En contraignant les jeunes suivis par les missions locales à s'inscrire à France Travail, vous éloignez encore les plus fragiles des services publics et participez au développement de l'économie souterraine.

Le contrat d'engagement à la carte selon les départements marque une rupture avec le principe d'égalité républicaine. Désormais, les départements, libres de décider des critères imposés aux allocataires du RSA, pourront imposer des activités diverses.

Selon le site du ministère du travail, ces activités peuvent être « l'obtention du permis de conduire, des démarches d'accès aux droits, ou encore la participation à des activités dans le secteur associatif ».

Selon notre collègue rapporteure, Pascale Gruny, « ça peut être des stages, aller en entreprise, valider un projet, de la formation, de l'information ».

Selon notre collègue président de la commission des affaires sociales, Philippe Mouiller, « ça peut être de l'accompagnement administratif, du temps donné à une collectivité, à une association ».

En bref, il y aura cinquante nuances de critères pour les allocataires du RSA, qui seront forcés de travailler sans droits, sans statut et sans rémunération.

De manière générale, la tendance dans notre pays est au renforcement des devoirs et des sanctions au détriment des droits.

À l'évidence, c'est une remise en cause de l'accès au filet de sécurité minimal que la collectivité verse aux femmes et aux hommes les plus en difficulté.

Cette recherche constante des économies sur le dos des plus fragiles et des plus précaires est d'autant plus injuste et inacceptable que les plus riches et les plus puissants sont épargnés par de telles mesures de contrôle et de telles sanctions. Ainsi, les entreprises ont bénéficié de 157 milliards d'aides publiques sans aucune condition.

Enfin, le rétablissement de l'article 10 prévoyant de donner aux communes un rôle d'autorités organisatrices du service public de la petite enfance devra se concrétiser par des financements de l'État additionnels aux 6 milliards d'euros accordés à la Caisse nationale des allocations familiales (Cnaf).
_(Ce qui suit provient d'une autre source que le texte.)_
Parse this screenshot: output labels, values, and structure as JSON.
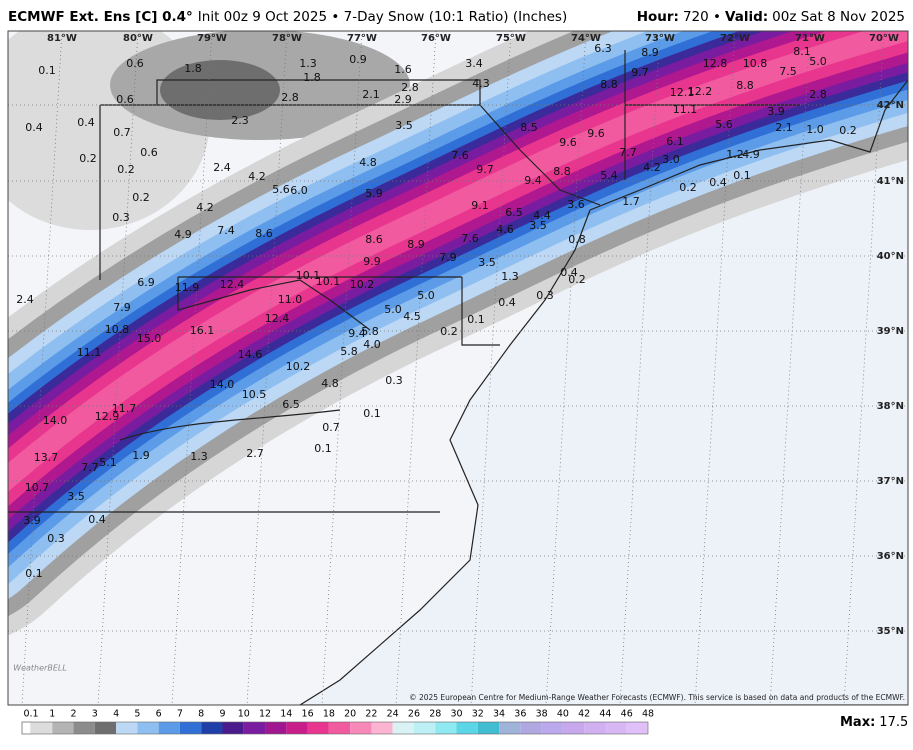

Or, cinq ans après l'annonce de l'ouverture de 30 000 places en crèche par le Gouvernement, seules 9 000 ont été créées.

Nous serons donc extrêmement attentifs sur ce point, car les attentes des familles et des travailleurs en la matière sont fortes.

En conclusion, ce projet de loi, financé par la ponction de 2 milliards d'euros sur l'Unédic, favorisera le développement des organismes privés de formation au sein du réseau France Travail tout en généralisant la précarité.
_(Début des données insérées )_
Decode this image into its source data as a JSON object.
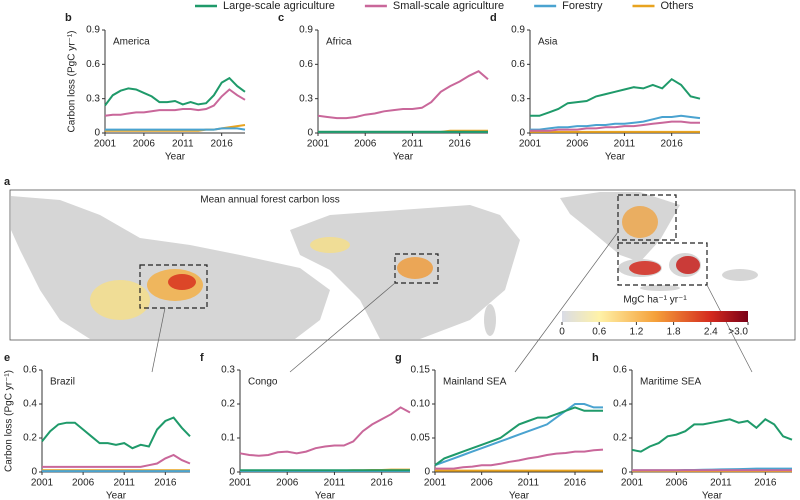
{
  "chart_data": [
    {
      "type": "line",
      "panel_label": "b",
      "title": "America",
      "ylabel": "Carbon loss (PgC yr⁻¹)",
      "xlabel": "Year",
      "x": [
        2001,
        2002,
        2003,
        2004,
        2005,
        2006,
        2007,
        2008,
        2009,
        2010,
        2011,
        2012,
        2013,
        2014,
        2015,
        2016,
        2017,
        2018,
        2019
      ],
      "xlim": [
        2001,
        2019
      ],
      "xticks": [
        2001,
        2006,
        2011,
        2016
      ],
      "ylim": [
        0,
        0.9
      ],
      "yticks": [
        0,
        0.3,
        0.6,
        0.9
      ],
      "series": [
        {
          "name": "Large-scale agriculture",
          "color": "#1f9a6a",
          "values": [
            0.24,
            0.33,
            0.37,
            0.39,
            0.38,
            0.35,
            0.32,
            0.27,
            0.27,
            0.28,
            0.25,
            0.27,
            0.25,
            0.26,
            0.33,
            0.44,
            0.48,
            0.41,
            0.36
          ]
        },
        {
          "name": "Small-scale agriculture",
          "color": "#c9679a",
          "values": [
            0.15,
            0.16,
            0.16,
            0.17,
            0.18,
            0.18,
            0.19,
            0.2,
            0.2,
            0.2,
            0.21,
            0.21,
            0.2,
            0.21,
            0.24,
            0.32,
            0.38,
            0.33,
            0.29
          ]
        },
        {
          "name": "Forestry",
          "color": "#4aa3d0",
          "values": [
            0.03,
            0.03,
            0.03,
            0.03,
            0.03,
            0.03,
            0.03,
            0.03,
            0.03,
            0.03,
            0.03,
            0.03,
            0.03,
            0.03,
            0.03,
            0.04,
            0.04,
            0.04,
            0.03
          ]
        },
        {
          "name": "Others",
          "color": "#e8a31f",
          "values": [
            0.02,
            0.02,
            0.02,
            0.02,
            0.02,
            0.02,
            0.02,
            0.02,
            0.02,
            0.02,
            0.02,
            0.02,
            0.02,
            0.03,
            0.03,
            0.04,
            0.05,
            0.06,
            0.07
          ]
        }
      ]
    },
    {
      "type": "line",
      "panel_label": "c",
      "title": "Africa",
      "xlabel": "Year",
      "x": [
        2001,
        2002,
        2003,
        2004,
        2005,
        2006,
        2007,
        2008,
        2009,
        2010,
        2011,
        2012,
        2013,
        2014,
        2015,
        2016,
        2017,
        2018,
        2019
      ],
      "xlim": [
        2001,
        2019
      ],
      "xticks": [
        2001,
        2006,
        2011,
        2016
      ],
      "ylim": [
        0,
        0.9
      ],
      "yticks": [
        0,
        0.3,
        0.6,
        0.9
      ],
      "series": [
        {
          "name": "Large-scale agriculture",
          "color": "#1f9a6a",
          "values": [
            0.01,
            0.01,
            0.01,
            0.01,
            0.01,
            0.01,
            0.01,
            0.01,
            0.01,
            0.01,
            0.01,
            0.01,
            0.01,
            0.01,
            0.01,
            0.01,
            0.01,
            0.01,
            0.01
          ]
        },
        {
          "name": "Small-scale agriculture",
          "color": "#c9679a",
          "values": [
            0.15,
            0.14,
            0.13,
            0.13,
            0.14,
            0.16,
            0.17,
            0.19,
            0.2,
            0.21,
            0.21,
            0.22,
            0.27,
            0.36,
            0.41,
            0.45,
            0.5,
            0.54,
            0.47
          ]
        },
        {
          "name": "Forestry",
          "color": "#4aa3d0",
          "values": [
            0.01,
            0.01,
            0.01,
            0.01,
            0.01,
            0.01,
            0.01,
            0.01,
            0.01,
            0.01,
            0.01,
            0.01,
            0.01,
            0.01,
            0.01,
            0.01,
            0.01,
            0.01,
            0.01
          ]
        },
        {
          "name": "Others",
          "color": "#e8a31f",
          "values": [
            0.01,
            0.01,
            0.01,
            0.01,
            0.01,
            0.01,
            0.01,
            0.01,
            0.01,
            0.01,
            0.01,
            0.01,
            0.01,
            0.01,
            0.02,
            0.02,
            0.02,
            0.02,
            0.02
          ]
        }
      ]
    },
    {
      "type": "line",
      "panel_label": "d",
      "title": "Asia",
      "xlabel": "Year",
      "x": [
        2001,
        2002,
        2003,
        2004,
        2005,
        2006,
        2007,
        2008,
        2009,
        2010,
        2011,
        2012,
        2013,
        2014,
        2015,
        2016,
        2017,
        2018,
        2019
      ],
      "xlim": [
        2001,
        2019
      ],
      "xticks": [
        2001,
        2006,
        2011,
        2016
      ],
      "ylim": [
        0,
        0.9
      ],
      "yticks": [
        0,
        0.3,
        0.6,
        0.9
      ],
      "series": [
        {
          "name": "Large-scale agriculture",
          "color": "#1f9a6a",
          "values": [
            0.15,
            0.15,
            0.18,
            0.21,
            0.26,
            0.27,
            0.28,
            0.32,
            0.34,
            0.36,
            0.38,
            0.4,
            0.39,
            0.42,
            0.39,
            0.47,
            0.42,
            0.32,
            0.3
          ]
        },
        {
          "name": "Small-scale agriculture",
          "color": "#c9679a",
          "values": [
            0.02,
            0.02,
            0.02,
            0.03,
            0.03,
            0.03,
            0.04,
            0.04,
            0.05,
            0.05,
            0.06,
            0.06,
            0.07,
            0.08,
            0.09,
            0.1,
            0.1,
            0.09,
            0.09
          ]
        },
        {
          "name": "Forestry",
          "color": "#4aa3d0",
          "values": [
            0.03,
            0.03,
            0.04,
            0.05,
            0.05,
            0.06,
            0.06,
            0.07,
            0.07,
            0.08,
            0.08,
            0.09,
            0.1,
            0.12,
            0.14,
            0.14,
            0.15,
            0.14,
            0.13
          ]
        },
        {
          "name": "Others",
          "color": "#e8a31f",
          "values": [
            0.01,
            0.01,
            0.01,
            0.01,
            0.01,
            0.01,
            0.01,
            0.01,
            0.01,
            0.01,
            0.01,
            0.01,
            0.01,
            0.01,
            0.01,
            0.01,
            0.01,
            0.01,
            0.01
          ]
        }
      ]
    },
    {
      "type": "map",
      "panel_label": "a",
      "title": "Mean annual forest carbon loss",
      "colorbar": {
        "label": "MgC ha⁻¹ yr⁻¹",
        "lim": [
          0,
          3
        ],
        "ticks": [
          0,
          0.6,
          1.2,
          1.8,
          2.4,
          {
            "value": 3,
            "label": ">3.0"
          }
        ]
      }
    },
    {
      "type": "line",
      "panel_label": "e",
      "title": "Brazil",
      "ylabel": "Carbon loss (PgC yr⁻¹)",
      "xlabel": "Year",
      "x": [
        2001,
        2002,
        2003,
        2004,
        2005,
        2006,
        2007,
        2008,
        2009,
        2010,
        2011,
        2012,
        2013,
        2014,
        2015,
        2016,
        2017,
        2018,
        2019
      ],
      "xlim": [
        2001,
        2019
      ],
      "xticks": [
        2001,
        2006,
        2011,
        2016
      ],
      "ylim": [
        0,
        0.6
      ],
      "yticks": [
        0,
        0.2,
        0.4,
        0.6
      ],
      "series": [
        {
          "name": "Large-scale agriculture",
          "color": "#1f9a6a",
          "values": [
            0.18,
            0.24,
            0.28,
            0.29,
            0.29,
            0.25,
            0.21,
            0.17,
            0.17,
            0.16,
            0.17,
            0.14,
            0.16,
            0.15,
            0.25,
            0.3,
            0.32,
            0.26,
            0.21
          ]
        },
        {
          "name": "Small-scale agriculture",
          "color": "#c9679a",
          "values": [
            0.03,
            0.03,
            0.03,
            0.03,
            0.03,
            0.03,
            0.03,
            0.03,
            0.03,
            0.03,
            0.03,
            0.03,
            0.03,
            0.04,
            0.05,
            0.08,
            0.1,
            0.07,
            0.05
          ]
        },
        {
          "name": "Forestry",
          "color": "#4aa3d0",
          "values": [
            0.005,
            0.005,
            0.005,
            0.005,
            0.005,
            0.005,
            0.005,
            0.005,
            0.005,
            0.005,
            0.005,
            0.005,
            0.005,
            0.005,
            0.005,
            0.005,
            0.005,
            0.005,
            0.005
          ]
        },
        {
          "name": "Others",
          "color": "#e8a31f",
          "values": [
            0.01,
            0.01,
            0.01,
            0.01,
            0.01,
            0.01,
            0.01,
            0.01,
            0.01,
            0.01,
            0.01,
            0.01,
            0.01,
            0.01,
            0.01,
            0.01,
            0.01,
            0.01,
            0.01
          ]
        }
      ]
    },
    {
      "type": "line",
      "panel_label": "f",
      "title": "Congo",
      "xlabel": "Year",
      "x": [
        2001,
        2002,
        2003,
        2004,
        2005,
        2006,
        2007,
        2008,
        2009,
        2010,
        2011,
        2012,
        2013,
        2014,
        2015,
        2016,
        2017,
        2018,
        2019
      ],
      "xlim": [
        2001,
        2019
      ],
      "xticks": [
        2001,
        2006,
        2011,
        2016
      ],
      "ylim": [
        0,
        0.3
      ],
      "yticks": [
        0,
        0.1,
        0.2,
        0.3
      ],
      "series": [
        {
          "name": "Large-scale agriculture",
          "color": "#1f9a6a",
          "values": [
            0.005,
            0.005,
            0.005,
            0.005,
            0.005,
            0.005,
            0.005,
            0.005,
            0.005,
            0.005,
            0.005,
            0.005,
            0.005,
            0.005,
            0.005,
            0.005,
            0.005,
            0.005,
            0.005
          ]
        },
        {
          "name": "Small-scale agriculture",
          "color": "#c9679a",
          "values": [
            0.055,
            0.05,
            0.048,
            0.05,
            0.058,
            0.06,
            0.055,
            0.06,
            0.07,
            0.075,
            0.078,
            0.078,
            0.09,
            0.12,
            0.14,
            0.155,
            0.17,
            0.19,
            0.175
          ]
        },
        {
          "name": "Forestry",
          "color": "#4aa3d0",
          "values": [
            0.003,
            0.003,
            0.003,
            0.003,
            0.003,
            0.003,
            0.003,
            0.003,
            0.003,
            0.003,
            0.003,
            0.003,
            0.003,
            0.003,
            0.003,
            0.003,
            0.003,
            0.003,
            0.003
          ]
        },
        {
          "name": "Others",
          "color": "#e8a31f",
          "values": [
            0.003,
            0.003,
            0.003,
            0.003,
            0.003,
            0.003,
            0.003,
            0.003,
            0.003,
            0.004,
            0.004,
            0.004,
            0.005,
            0.005,
            0.006,
            0.006,
            0.007,
            0.007,
            0.007
          ]
        }
      ]
    },
    {
      "type": "line",
      "panel_label": "g",
      "title": "Mainland SEA",
      "xlabel": "Year",
      "x": [
        2001,
        2002,
        2003,
        2004,
        2005,
        2006,
        2007,
        2008,
        2009,
        2010,
        2011,
        2012,
        2013,
        2014,
        2015,
        2016,
        2017,
        2018,
        2019
      ],
      "xlim": [
        2001,
        2019
      ],
      "xticks": [
        2001,
        2006,
        2011,
        2016
      ],
      "ylim": [
        0,
        0.15
      ],
      "yticks": [
        0,
        0.05,
        {
          "value": 0.1,
          "label": "0.10"
        },
        0.15
      ],
      "series": [
        {
          "name": "Large-scale agriculture",
          "color": "#1f9a6a",
          "values": [
            0.01,
            0.02,
            0.025,
            0.03,
            0.035,
            0.04,
            0.045,
            0.05,
            0.06,
            0.07,
            0.075,
            0.08,
            0.08,
            0.085,
            0.09,
            0.095,
            0.09,
            0.09,
            0.09
          ]
        },
        {
          "name": "Small-scale agriculture",
          "color": "#c9679a",
          "values": [
            0.005,
            0.005,
            0.005,
            0.007,
            0.008,
            0.01,
            0.01,
            0.012,
            0.015,
            0.017,
            0.02,
            0.022,
            0.025,
            0.027,
            0.028,
            0.03,
            0.03,
            0.032,
            0.033
          ]
        },
        {
          "name": "Forestry",
          "color": "#4aa3d0",
          "values": [
            0.01,
            0.015,
            0.02,
            0.025,
            0.03,
            0.035,
            0.04,
            0.045,
            0.05,
            0.055,
            0.06,
            0.065,
            0.07,
            0.08,
            0.09,
            0.1,
            0.1,
            0.095,
            0.095
          ]
        },
        {
          "name": "Others",
          "color": "#e8a31f",
          "values": [
            0.002,
            0.002,
            0.002,
            0.002,
            0.002,
            0.002,
            0.002,
            0.002,
            0.002,
            0.002,
            0.002,
            0.002,
            0.002,
            0.002,
            0.002,
            0.002,
            0.002,
            0.002,
            0.002
          ]
        }
      ]
    },
    {
      "type": "line",
      "panel_label": "h",
      "title": "Maritime SEA",
      "xlabel": "Year",
      "x": [
        2001,
        2002,
        2003,
        2004,
        2005,
        2006,
        2007,
        2008,
        2009,
        2010,
        2011,
        2012,
        2013,
        2014,
        2015,
        2016,
        2017,
        2018,
        2019
      ],
      "xlim": [
        2001,
        2019
      ],
      "xticks": [
        2001,
        2006,
        2011,
        2016
      ],
      "ylim": [
        0,
        0.6
      ],
      "yticks": [
        0,
        0.2,
        0.4,
        0.6
      ],
      "series": [
        {
          "name": "Large-scale agriculture",
          "color": "#1f9a6a",
          "values": [
            0.13,
            0.12,
            0.15,
            0.17,
            0.21,
            0.22,
            0.24,
            0.28,
            0.28,
            0.29,
            0.3,
            0.31,
            0.29,
            0.3,
            0.26,
            0.31,
            0.28,
            0.21,
            0.19
          ]
        },
        {
          "name": "Small-scale agriculture",
          "color": "#c9679a",
          "values": [
            0.01,
            0.01,
            0.01,
            0.01,
            0.01,
            0.01,
            0.01,
            0.01,
            0.01,
            0.01,
            0.01,
            0.01,
            0.01,
            0.01,
            0.01,
            0.01,
            0.01,
            0.01,
            0.01
          ]
        },
        {
          "name": "Forestry",
          "color": "#4aa3d0",
          "values": [
            0.01,
            0.01,
            0.01,
            0.01,
            0.01,
            0.01,
            0.012,
            0.012,
            0.013,
            0.014,
            0.015,
            0.016,
            0.017,
            0.018,
            0.02,
            0.02,
            0.02,
            0.02,
            0.02
          ]
        },
        {
          "name": "Others",
          "color": "#e8a31f",
          "values": [
            0.005,
            0.005,
            0.005,
            0.005,
            0.005,
            0.005,
            0.005,
            0.005,
            0.005,
            0.005,
            0.005,
            0.005,
            0.005,
            0.005,
            0.005,
            0.005,
            0.005,
            0.005,
            0.005
          ]
        }
      ]
    }
  ]
}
Pour notre part, nous défendons un projet de sécurisation de l'emploi et de la formation dans l'objectif d'éradication du chômage et de la précarité.

Aux antipodes du Gouvernement, nous souhaitons un système qui assure à chacun un emploi ou une formation rémunérée pour revenir en emploi avec une continuité de droits et de revenus sans passage par la case chômage.

Ce projet de loi régressif est une catastrophe sociale et l'ensemble des sénatrices et sénateurs du groupe Communiste Républicain Citoyen et Écologiste - Kanaky voteront contre.